Butler finished the 2016 season 2–5 with a 7.17 ERA. On January 28, 2017, Butler was designated for assignment.

===Chicago Cubs===
On February 1, 2017, Butler was traded to the Chicago Cubs in exchange for James Farris. He made his Cubs debut on May 12 and pitched 6 shutout innings in a 3–2 victory over the Cardinals. Butler spent time in the Cubs' rotation and with the Triple-A Iowa Cubs, appearing in 13 games for Chicago, 11 of them starts. In 54 2/3 innings, Butler was 4–3 with a 3.95 ERA and 30 strikeouts. The following season, Butler began the season in the Cubs' bullpen before being placed on the 60-day disabled list with a right groin strain on June 11, 2018.

===Texas Rangers===
On July 27, 2018, Butler (along with Rollie Lacy and Alexander Ovalles) was traded to the Texas Rangers in exchange for Cole Hamels. In 22 appearances, he pitched to a 6.47 ERA in 32 innings while going 2-for-2 in save opportunities. Butler elected free agency on November 21.

===NC Dinos===
On December 3, 2018, Butler signed a one-year, $800,000 contract with the NC Dinos of the KBO League. He was waived on July 3, 2019, after pitching to a 3–6 record with a 4.76 ERA and 49 strikeouts in 13 starts.

===Chicago Dogs===
On June 17, 2020, Butler signed with the Chicago Dogs of the American Association of Independent Professional Baseball. In 12 games (11 starts) for the Dogs, he struggled to an 0-7 record and 5.65 ERA with 40 strikeouts across 65 1/3 innings pitched. On November 12, Butler was released by Chicago.

===Kansas City Royals===
On May 4, 2021, Butler signed with the Southern Maryland Blue Crabs of the Atlantic League of Professional Baseball. However, the next day, the Kansas City Royals organization purchased Butler's contract and assigned him to the Triple-A Omaha Storm Chasers. Butler made 27 appearances for Omaha, going 7–3 with a 6.01 ERA and 55 strikeouts. On September 8, the Royals released Butler.

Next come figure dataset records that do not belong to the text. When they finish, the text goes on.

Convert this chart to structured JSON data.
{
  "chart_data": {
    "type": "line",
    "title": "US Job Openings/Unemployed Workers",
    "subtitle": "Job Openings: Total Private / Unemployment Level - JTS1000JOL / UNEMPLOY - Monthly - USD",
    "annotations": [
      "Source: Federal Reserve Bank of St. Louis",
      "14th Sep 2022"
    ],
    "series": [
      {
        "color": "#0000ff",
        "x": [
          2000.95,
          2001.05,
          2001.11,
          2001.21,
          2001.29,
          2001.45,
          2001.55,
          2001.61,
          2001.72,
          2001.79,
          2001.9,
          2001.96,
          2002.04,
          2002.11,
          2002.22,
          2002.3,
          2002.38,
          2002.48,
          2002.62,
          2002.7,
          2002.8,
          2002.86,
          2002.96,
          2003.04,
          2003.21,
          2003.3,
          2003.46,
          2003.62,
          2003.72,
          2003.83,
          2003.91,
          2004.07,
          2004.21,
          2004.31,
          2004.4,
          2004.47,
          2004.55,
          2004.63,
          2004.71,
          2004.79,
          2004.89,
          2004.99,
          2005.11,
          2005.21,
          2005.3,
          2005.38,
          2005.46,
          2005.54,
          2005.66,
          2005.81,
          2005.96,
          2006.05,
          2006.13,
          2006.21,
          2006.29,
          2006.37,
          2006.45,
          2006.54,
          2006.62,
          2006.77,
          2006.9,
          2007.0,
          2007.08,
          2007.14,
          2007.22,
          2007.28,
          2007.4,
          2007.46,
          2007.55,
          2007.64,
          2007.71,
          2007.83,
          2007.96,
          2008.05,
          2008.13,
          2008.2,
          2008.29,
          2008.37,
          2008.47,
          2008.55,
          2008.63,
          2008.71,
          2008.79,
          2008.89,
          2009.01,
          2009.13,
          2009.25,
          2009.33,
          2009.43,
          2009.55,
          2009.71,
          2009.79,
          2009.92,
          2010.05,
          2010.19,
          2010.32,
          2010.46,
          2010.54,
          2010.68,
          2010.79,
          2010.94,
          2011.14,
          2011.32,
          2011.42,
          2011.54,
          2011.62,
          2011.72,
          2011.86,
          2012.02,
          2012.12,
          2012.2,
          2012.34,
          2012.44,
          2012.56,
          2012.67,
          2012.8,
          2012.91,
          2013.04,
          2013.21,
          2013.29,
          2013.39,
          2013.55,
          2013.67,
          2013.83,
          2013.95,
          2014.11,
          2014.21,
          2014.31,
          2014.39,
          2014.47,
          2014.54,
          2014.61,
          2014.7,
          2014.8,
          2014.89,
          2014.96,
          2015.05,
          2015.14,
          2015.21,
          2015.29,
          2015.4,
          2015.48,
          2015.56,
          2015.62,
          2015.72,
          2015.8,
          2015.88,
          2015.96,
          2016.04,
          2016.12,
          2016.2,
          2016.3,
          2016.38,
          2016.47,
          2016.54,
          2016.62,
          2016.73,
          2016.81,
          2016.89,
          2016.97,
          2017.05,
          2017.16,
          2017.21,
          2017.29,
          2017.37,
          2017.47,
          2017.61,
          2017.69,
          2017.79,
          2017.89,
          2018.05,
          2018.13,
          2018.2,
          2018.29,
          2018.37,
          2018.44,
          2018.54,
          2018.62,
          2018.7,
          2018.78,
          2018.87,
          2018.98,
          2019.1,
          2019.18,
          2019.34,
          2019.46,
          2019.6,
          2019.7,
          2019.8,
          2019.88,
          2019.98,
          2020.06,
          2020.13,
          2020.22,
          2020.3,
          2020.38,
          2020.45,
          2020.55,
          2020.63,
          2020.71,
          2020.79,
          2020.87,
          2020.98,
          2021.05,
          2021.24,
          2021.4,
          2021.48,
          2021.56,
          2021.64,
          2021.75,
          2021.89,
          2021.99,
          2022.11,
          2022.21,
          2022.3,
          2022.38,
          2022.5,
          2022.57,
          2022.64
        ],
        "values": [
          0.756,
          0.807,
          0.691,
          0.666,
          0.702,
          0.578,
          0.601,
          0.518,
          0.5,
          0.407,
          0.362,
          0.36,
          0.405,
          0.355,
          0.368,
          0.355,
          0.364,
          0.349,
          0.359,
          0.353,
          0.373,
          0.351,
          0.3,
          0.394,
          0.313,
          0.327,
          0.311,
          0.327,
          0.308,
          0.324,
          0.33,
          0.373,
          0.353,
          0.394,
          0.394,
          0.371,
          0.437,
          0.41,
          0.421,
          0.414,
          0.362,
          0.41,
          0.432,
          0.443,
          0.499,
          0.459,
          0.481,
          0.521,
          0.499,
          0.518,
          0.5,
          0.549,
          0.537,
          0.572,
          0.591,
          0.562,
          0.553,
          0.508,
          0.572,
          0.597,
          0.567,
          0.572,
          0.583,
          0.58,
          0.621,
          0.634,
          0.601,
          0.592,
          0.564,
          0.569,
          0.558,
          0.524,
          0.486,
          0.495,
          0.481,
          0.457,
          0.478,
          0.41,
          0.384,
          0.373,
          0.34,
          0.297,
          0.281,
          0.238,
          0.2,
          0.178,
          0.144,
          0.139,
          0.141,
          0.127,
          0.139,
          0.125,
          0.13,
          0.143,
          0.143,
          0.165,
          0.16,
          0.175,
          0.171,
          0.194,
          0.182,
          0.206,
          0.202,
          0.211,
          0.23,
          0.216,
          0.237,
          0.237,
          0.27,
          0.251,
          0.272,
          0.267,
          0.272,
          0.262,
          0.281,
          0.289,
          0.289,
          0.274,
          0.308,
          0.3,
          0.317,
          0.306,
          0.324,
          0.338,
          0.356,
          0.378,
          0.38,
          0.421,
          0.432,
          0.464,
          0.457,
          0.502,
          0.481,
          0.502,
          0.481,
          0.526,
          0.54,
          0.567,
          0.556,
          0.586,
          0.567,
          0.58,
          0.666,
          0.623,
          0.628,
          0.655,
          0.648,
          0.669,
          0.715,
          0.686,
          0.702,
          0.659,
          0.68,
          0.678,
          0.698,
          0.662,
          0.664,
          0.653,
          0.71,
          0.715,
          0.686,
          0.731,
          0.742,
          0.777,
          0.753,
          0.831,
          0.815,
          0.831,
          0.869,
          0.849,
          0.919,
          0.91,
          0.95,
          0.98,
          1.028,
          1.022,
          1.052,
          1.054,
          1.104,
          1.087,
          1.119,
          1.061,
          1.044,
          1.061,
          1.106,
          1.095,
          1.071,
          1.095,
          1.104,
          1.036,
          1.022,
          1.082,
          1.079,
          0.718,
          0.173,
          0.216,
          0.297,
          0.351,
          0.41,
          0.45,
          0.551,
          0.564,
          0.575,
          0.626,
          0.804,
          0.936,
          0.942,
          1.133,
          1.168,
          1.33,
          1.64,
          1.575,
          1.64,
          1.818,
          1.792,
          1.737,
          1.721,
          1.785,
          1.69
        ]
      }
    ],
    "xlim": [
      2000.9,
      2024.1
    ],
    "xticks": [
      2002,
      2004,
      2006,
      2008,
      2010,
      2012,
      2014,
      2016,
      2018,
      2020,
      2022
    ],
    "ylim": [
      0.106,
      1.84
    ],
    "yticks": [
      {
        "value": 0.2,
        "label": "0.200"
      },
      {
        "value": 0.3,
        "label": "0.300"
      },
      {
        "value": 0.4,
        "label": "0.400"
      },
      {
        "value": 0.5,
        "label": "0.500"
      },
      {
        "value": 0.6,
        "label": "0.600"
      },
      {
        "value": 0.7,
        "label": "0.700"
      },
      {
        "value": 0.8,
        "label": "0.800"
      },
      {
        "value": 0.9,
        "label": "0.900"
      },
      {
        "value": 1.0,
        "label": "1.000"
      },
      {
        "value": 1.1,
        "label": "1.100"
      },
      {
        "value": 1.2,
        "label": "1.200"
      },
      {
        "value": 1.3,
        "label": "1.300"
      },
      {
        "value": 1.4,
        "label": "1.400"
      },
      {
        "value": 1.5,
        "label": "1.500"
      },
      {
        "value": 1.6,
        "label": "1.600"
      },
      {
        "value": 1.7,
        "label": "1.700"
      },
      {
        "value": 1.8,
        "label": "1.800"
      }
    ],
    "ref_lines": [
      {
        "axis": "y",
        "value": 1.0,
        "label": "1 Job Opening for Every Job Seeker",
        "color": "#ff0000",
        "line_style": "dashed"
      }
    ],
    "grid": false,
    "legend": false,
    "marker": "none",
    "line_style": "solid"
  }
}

===Southern Maryland Blue Crabs===
On April 13, 2022, Butler signed with the Southern Maryland Blue Crabs of the Atlantic League of Professional Baseball. Butler started 26 games for the Blue Crabs in 2022, posting a 12–6 record and 4.94 ERA with 94 strikeouts in 155 innings pitched.

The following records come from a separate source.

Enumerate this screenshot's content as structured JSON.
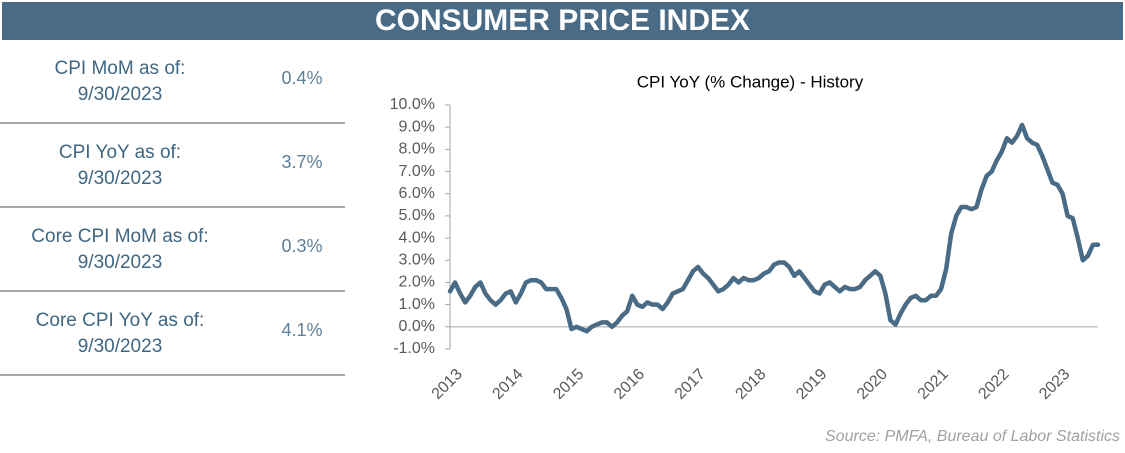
{
  "header": {
    "title": "CONSUMER PRICE INDEX"
  },
  "stats": [
    {
      "label": "CPI MoM as of:",
      "date": "9/30/2023",
      "value": "0.4%"
    },
    {
      "label": "CPI YoY as of:",
      "date": "9/30/2023",
      "value": "3.7%"
    },
    {
      "label": "Core CPI MoM as of:",
      "date": "9/30/2023",
      "value": "0.3%"
    },
    {
      "label": "Core CPI YoY as of:",
      "date": "9/30/2023",
      "value": "4.1%"
    }
  ],
  "chart_data": {
    "type": "line",
    "title": "CPI YoY (% Change) - History",
    "categories": [
      "2013",
      null,
      null,
      null,
      null,
      null,
      null,
      null,
      null,
      null,
      null,
      null,
      "2014",
      null,
      null,
      null,
      null,
      null,
      null,
      null,
      null,
      null,
      null,
      null,
      "2015",
      null,
      null,
      null,
      null,
      null,
      null,
      null,
      null,
      null,
      null,
      null,
      "2016",
      null,
      null,
      null,
      null,
      null,
      null,
      null,
      null,
      null,
      null,
      null,
      "2017",
      null,
      null,
      null,
      null,
      null,
      null,
      null,
      null,
      null,
      null,
      null,
      "2018",
      null,
      null,
      null,
      null,
      null,
      null,
      null,
      null,
      null,
      null,
      null,
      "2019",
      null,
      null,
      null,
      null,
      null,
      null,
      null,
      null,
      null,
      null,
      null,
      "2020",
      null,
      null,
      null,
      null,
      null,
      null,
      null,
      null,
      null,
      null,
      null,
      "2021",
      null,
      null,
      null,
      null,
      null,
      null,
      null,
      null,
      null,
      null,
      null,
      "2022",
      null,
      null,
      null,
      null,
      null,
      null,
      null,
      null,
      null,
      null,
      null,
      "2023",
      null,
      null,
      null,
      null,
      null,
      null,
      null,
      null
    ],
    "values": [
      1.6,
      2.0,
      1.5,
      1.1,
      1.4,
      1.8,
      2.0,
      1.5,
      1.2,
      1.0,
      1.2,
      1.5,
      1.6,
      1.1,
      1.5,
      2.0,
      2.1,
      2.1,
      2.0,
      1.7,
      1.7,
      1.7,
      1.3,
      0.8,
      -0.1,
      0.0,
      -0.1,
      -0.2,
      0.0,
      0.1,
      0.2,
      0.2,
      0.0,
      0.2,
      0.5,
      0.7,
      1.4,
      1.0,
      0.9,
      1.1,
      1.0,
      1.0,
      0.8,
      1.1,
      1.5,
      1.6,
      1.7,
      2.1,
      2.5,
      2.7,
      2.4,
      2.2,
      1.9,
      1.6,
      1.7,
      1.9,
      2.2,
      2.0,
      2.2,
      2.1,
      2.1,
      2.2,
      2.4,
      2.5,
      2.8,
      2.9,
      2.9,
      2.7,
      2.3,
      2.5,
      2.2,
      1.9,
      1.6,
      1.5,
      1.9,
      2.0,
      1.8,
      1.6,
      1.8,
      1.7,
      1.7,
      1.8,
      2.1,
      2.3,
      2.5,
      2.3,
      1.5,
      0.3,
      0.1,
      0.6,
      1.0,
      1.3,
      1.4,
      1.2,
      1.2,
      1.4,
      1.4,
      1.7,
      2.6,
      4.2,
      5.0,
      5.4,
      5.4,
      5.3,
      5.4,
      6.2,
      6.8,
      7.0,
      7.5,
      7.9,
      8.5,
      8.3,
      8.6,
      9.1,
      8.5,
      8.3,
      8.2,
      7.7,
      7.1,
      6.5,
      6.4,
      6.0,
      5.0,
      4.9,
      4.0,
      3.0,
      3.2,
      3.7,
      3.7
    ],
    "color": "#4a6b85",
    "ylim": [
      -1,
      10
    ],
    "yticks": [
      {
        "value": -1,
        "label": "-1.0%"
      },
      {
        "value": 0,
        "label": "0.0%"
      },
      {
        "value": 1,
        "label": "1.0%"
      },
      {
        "value": 2,
        "label": "2.0%"
      },
      {
        "value": 3,
        "label": "3.0%"
      },
      {
        "value": 4,
        "label": "4.0%"
      },
      {
        "value": 5,
        "label": "5.0%"
      },
      {
        "value": 6,
        "label": "6.0%"
      },
      {
        "value": 7,
        "label": "7.0%"
      },
      {
        "value": 8,
        "label": "8.0%"
      },
      {
        "value": 9,
        "label": "9.0%"
      },
      {
        "value": 10,
        "label": "10.0%"
      }
    ],
    "grid": false,
    "source": "Source:  PMFA, Bureau of Labor Statistics"
  }
}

===Charleston Dirty Birds===
On January 27, 2023, Butler was traded to the Charleston Dirty Birds of the Atlantic League of Professional Baseball in exchange for infielder Jose Rosario. In 3 starts, he struggled to a 9.82 ERA with 8 strikeouts in 11 innings of work. On July 25, Butler was released by Charleston.